Большую роль в формировании у Виктора интереса к науке сыграл, как ни странно, Гоша Грум. Став случайным образом другом семьи, Гоша заводил их всех своими совершенно неожиданными вопросами. Дебаты по ним между Гошей и Натальей иногда затягивались на целые дни, вызывая глухую ревность у Виктора. Со временем ревность переросла в неприязнь, которая распространилась и на жену, но обойтись друг без друга никто из них уже не мог. Гоша уже был соучастником затей Натальи и катализатором идей Виктора. Он и натолкнул Виктора на размышления о том, как, с чего и когда начался человек. Эти размышления долгое время носили абстрактный характер, но когда Виктор обнаружил неизвестные до того науке снимки наскальных рисунков, то с ними пришел и вполне практический интерес к их изучению, как к материалу, который, вполне возможно, содержит ответ на вопрос.

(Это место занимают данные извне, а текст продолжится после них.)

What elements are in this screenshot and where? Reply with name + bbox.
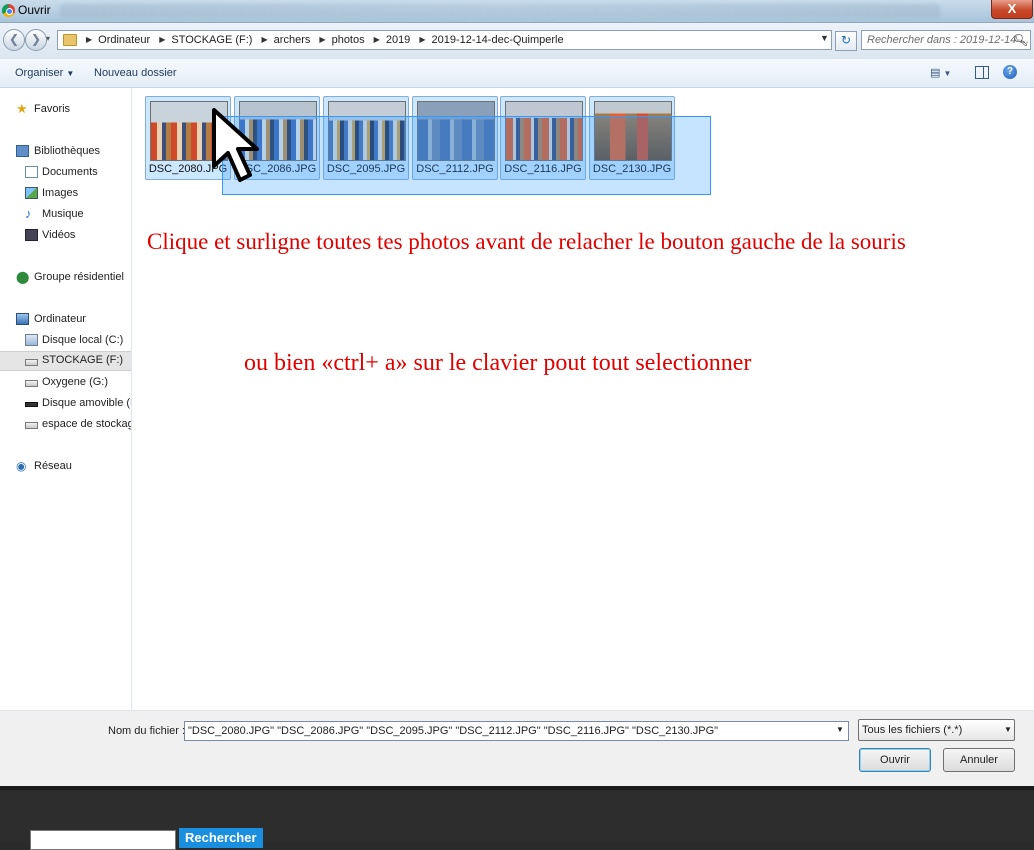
organize-menu-button[interactable]: Organiser ▼	[15, 67, 74, 79]
crumb-computer[interactable]: Ordinateur	[98, 34, 150, 46]
dialog-title: Ouvrir	[18, 3, 51, 17]
library-icon	[16, 145, 29, 157]
nav-label: Musique	[42, 208, 84, 220]
filename-value: "DSC_2080.JPG" "DSC_2086.JPG" "DSC_2095.…	[188, 725, 719, 737]
drive-icon	[25, 359, 38, 366]
instruction-text-2: ou bien «ctrl+ a» sur le clavier pout to…	[244, 350, 752, 376]
crumb-photos[interactable]: photos	[332, 34, 365, 46]
nav-label: Vidéos	[42, 229, 76, 241]
homegroup-icon: ⬤	[16, 270, 30, 284]
nav-label: Ordinateur	[34, 313, 86, 325]
organize-label: Organiser	[15, 67, 64, 79]
nav-item-favorites[interactable]: ★ Favoris	[0, 100, 131, 120]
search-icon[interactable]: 🔍︎	[1013, 33, 1028, 47]
nav-item-images[interactable]: Images	[0, 184, 131, 204]
nav-label: Documents	[42, 166, 98, 178]
breadcrumb-separator-icon: ▶	[419, 35, 426, 44]
nav-item-drive-f[interactable]: STOCKAGE (F:)	[0, 351, 131, 371]
change-view-icon[interactable]: ▤ ▼	[930, 66, 951, 79]
chevron-down-icon[interactable]: ▼	[820, 33, 829, 43]
breadcrumb-separator-icon: ▶	[86, 35, 93, 44]
video-icon	[25, 229, 38, 241]
folder-icon	[63, 34, 77, 46]
nav-label: Disque local (C:)	[42, 334, 124, 346]
nav-item-network[interactable]: ◉ Réseau	[0, 457, 131, 477]
chrome-icon	[2, 4, 15, 17]
chevron-down-icon[interactable]: ▼	[1004, 725, 1012, 734]
nav-item-computer[interactable]: Ordinateur	[0, 310, 131, 330]
page-search-button[interactable]: Rechercher	[179, 828, 263, 848]
breadcrumb-separator-icon: ▶	[261, 35, 268, 44]
computer-icon	[16, 313, 29, 325]
selection-rectangle	[222, 116, 711, 195]
chevron-down-icon: ▼	[66, 69, 75, 78]
search-placeholder: Rechercher dans : 2019-12-14-...	[867, 34, 1030, 46]
nav-item-homegroup[interactable]: ⬤ Groupe résidentiel	[0, 268, 131, 288]
new-folder-button[interactable]: Nouveau dossier	[94, 67, 177, 79]
nav-label: Disque amovible (H:	[42, 397, 131, 409]
crumb-archers[interactable]: archers	[274, 34, 311, 46]
mouse-cursor-icon	[212, 108, 259, 182]
refresh-button[interactable]: ↻	[835, 31, 857, 51]
document-icon	[25, 166, 38, 178]
drive-icon	[25, 422, 38, 429]
filename-label: Nom du fichier :	[108, 725, 186, 737]
instruction-text-1: Clique et surligne toutes tes photos ava…	[147, 229, 906, 254]
drive-icon	[25, 380, 38, 387]
crumb-drive[interactable]: STOCKAGE (F:)	[171, 34, 252, 46]
star-icon: ★	[16, 101, 28, 116]
back-button[interactable]: ❮	[3, 29, 25, 51]
image-icon	[25, 187, 38, 199]
network-icon: ◉	[16, 459, 27, 473]
breadcrumb-separator-icon: ▶	[319, 35, 326, 44]
nav-item-drive-c[interactable]: Disque local (C:)	[0, 331, 131, 351]
history-dropdown-icon[interactable]: ▾	[46, 34, 50, 43]
nav-label: Images	[42, 187, 79, 199]
breadcrumb-separator-icon: ▶	[373, 35, 380, 44]
nav-label: Oxygene (G:)	[42, 376, 109, 388]
nav-item-documents[interactable]: Documents	[0, 163, 131, 183]
crumb-current-folder[interactable]: 2019-12-14-dec-Quimperle	[432, 34, 564, 46]
file-type-value: Tous les fichiers (*.*)	[862, 724, 963, 736]
nav-label: Bibliothèques	[34, 145, 101, 157]
page-search-input[interactable]	[30, 830, 176, 850]
nav-item-storage[interactable]: espace de stockage	[0, 415, 131, 435]
forward-button[interactable]: ❯	[25, 29, 47, 51]
preview-pane-icon[interactable]	[975, 66, 989, 79]
nav-item-videos[interactable]: Vidéos	[0, 226, 131, 246]
removable-drive-icon	[25, 402, 38, 407]
nav-item-drive-h[interactable]: Disque amovible (H:	[0, 394, 131, 414]
music-icon: ♪	[25, 206, 32, 221]
nav-label: Groupe résidentiel	[34, 271, 124, 283]
nav-item-music[interactable]: ♪ Musique	[0, 205, 131, 225]
nav-label: espace de stockage	[42, 418, 131, 430]
help-icon[interactable]: ?	[1003, 65, 1017, 79]
close-button[interactable]: X	[991, 0, 1033, 19]
nav-label: STOCKAGE (F:)	[42, 354, 124, 366]
nav-item-libraries[interactable]: Bibliothèques	[0, 142, 131, 162]
breadcrumb-separator-icon: ▶	[159, 35, 166, 44]
blurred-browser-tabs	[60, 4, 940, 18]
system-drive-icon	[25, 334, 38, 346]
nav-label: Favoris	[34, 103, 71, 115]
nav-item-drive-g[interactable]: Oxygene (G:)	[0, 373, 131, 393]
open-button[interactable]: Ouvrir	[859, 748, 931, 772]
nav-label: Réseau	[34, 460, 72, 472]
breadcrumb: ▶ Ordinateur ▶ STOCKAGE (F:) ▶ archers ▶ pho…	[80, 34, 564, 46]
crumb-2019[interactable]: 2019	[386, 34, 410, 46]
cancel-button[interactable]: Annuler	[943, 748, 1015, 772]
chevron-down-icon[interactable]: ▼	[836, 725, 844, 734]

С этой мыслью Виктор почувствовал, что его голос готов иссякнуть. Все, что можно, он уже поведал старцу. Пора и ему включиться в беседу. Похоже, эта мысль оказалась услышанной. Правая рука старца оторвалась от посоха и поднялась вверх, останавливая говорившего. Виктор замолчал. Рука вернулась на свое место, а голова слегка повернулась в его сторону.

– Я выслушал тебя, молодой человек, – заговорил медленно старец, – не все мне понятно в твоей жизни. Я никогда не бывал в России и почти не встречался с людьми оттуда, но слышал о ней много, очень много. Вы живете в другом климате. У вас половину года землю покрывает снег. Оттого у вас совсем другой темперамент, другие взаимоотношения, другие представления о жизни. Вы молодая цивилизация. В те времена, когда в наших местах уже творилась история, на вашу землю люди еще только проникали, пытались заселить ее. Они отрывались от наших корней, забывали прошлое и начинали творить историю сначала. Вот и ты приходишь к богоискательству, отталкиваясь от науки. Это хорошо. Значит, наука способна вести к истокам, но нам они и так известны. Человека создал Бог. Боги научили людей первичным знаниям, как это делают родители со своими детьми. Мы дети Бога, знаем и помним об этом всегда. И ты найдешь Бога, если будешь искать. Я же служу Богу и людям одновременно. Промысел божий мне неведом. Не знаю его замысла и знать не хочу. Тебя же именно замысел божий интересует. Ничего по этому поводу тебе не скажу. Сдается мне только, что не все у тебя так гладко и хорошо, как ты рассказываешь. Впрочем, это твое личное дело. Но никогда не забывай о своих попутчиках. Это те люди, которые тебя окружают и которые окружают их. Те, с кем ты знаком, и те, кого ты никогда не видел и не знал, но которые живут в мире в одно время с тобой. Те, кто жил до тебя. Все они действовали и действуют разнонаправленно, но именно в этом, быть может, и заключается замысел божий: в бесконечном многообразии повторений своего подобия. А еще добавлю, что женщина, которая любит тебя, погибнет, спасая твою жизнь, и поделать с этим ничего нельзя.

Старец умолк, и Виктор понял, что аудиенция закончилась. Гнетущая тишина снова стала казаться невыносимой. Виктор скупо поблагодарил старца, но тот его уже как будто и не слышал. На улице было свежо, а в мыслях образовался кавардак. Безвестные попутчики, о которых надо заботиться, бесконечное и бессмысленное творение себе подобных, наконец, любящая женщина, смерть которой спасет его. Голова шла кругом, если допустить, что старец хоть в чем-то прав. Верить в его правоту не хотелось. Но вспомнился вдохновенный кудесник из «Песни о Вещем Олеге». Князь понял предсказание только тогда, когда оно свершилось!

К утру Виктор вернулся в отель, мучительно пытаясь понять, что же сказал ему старец и зачем вообще он ходил к нему. Наверное, просто из любопытства. Скорее всего, так и было, но Виктор не мог знать, что своим визитом к отшельнику он удовлетворил любопытство еще одного, неизвестного ему персонажа, который еще ночью получил по электронной почте подробные сведения о нем самом, его друзьях, их планах посетить Крит и изучить подвалы минойского дворца. Говорилось там и о найденных Виктором фотографиях наскальных рисунков, в которых он обнаружил что-то новое, до сих пор не известное науке. К чести старца, можно точно сказать, что не он был автором сообщения. Его составил совсем другой человек, один из тех, кто находился в подземелье вместе с Виктором.